Die Yamaha WR 125 R passt besonders gut, wenn das Motorrad vor allem ein unkomplizierter Begleiter sein soll: für den Alltag, für kurze bis mittlere Touren und für alle, die ein leicht zu handhabendes Bike suchen. Auch wenn das Budget und die Fahrerfahrung eine Rolle spielen, ist die WR eine sehr stimmige Option. Wer gern selbst „mit dem Motorrad arbeitet“, statt sich auf Technik zu verlassen, findet hier einen klaren Vorteil.
Für wen ist die Tracer 900 GT die bessere Wahl?

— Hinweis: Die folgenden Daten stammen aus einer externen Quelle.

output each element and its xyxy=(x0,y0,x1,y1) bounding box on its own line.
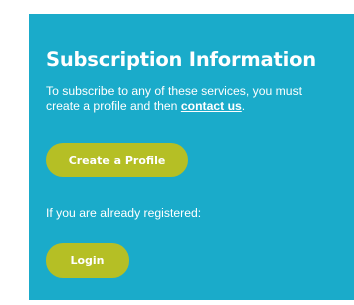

Die Yamaha Tracer 900 GT ist ideal, wenn regelmäßig lange Strecken anstehen oder wenn Komfort, Windschutz und Technik im Vordergrund stehen. Wer gern zügig fährt, entspannt reisen möchte und dabei ein Motorrad sucht, das auch nach vielen Kilometern noch souverän wirkt, wird mit der Tracer deutlich glücklicher. Außerdem ist sie die bessere Wahl, wenn das Motorrad nicht nur „funktionieren“, sondern sich wie ein durchdachtes Tourenpaket anfühlen soll.
Fazit:
Die Yamaha WR 125 R gewinnt im Vergleich vor allem dort, wo es um Leichtigkeit, Agilität und unkomplizierten Fahrspaß geht: kurze Wege, mittlere Touren und ein Motorrad, das schnell vertraut wirkt. Die Yamaha Tracer 900 GT ist dagegen die bessere Wahl, wenn der Schwerpunkt auf Komfort, souveränem Durchzug und moderner Touren-Technik liegt: lange Strecken, entspanntes Reisen und ein Gesamtpaket, das auch bei wechselnden Bedingungen überzeugt. Wer ein handliches Einsteiger- oder Alltagsbike sucht, findet in der WR 125 R die passendere Basis. Wer dagegen regelmäßig große Kilometer macht und dabei ein hochwertiges, komfortorientiertes Motorrad bevorzugt, sollte zur Tracer 900 GT greifen.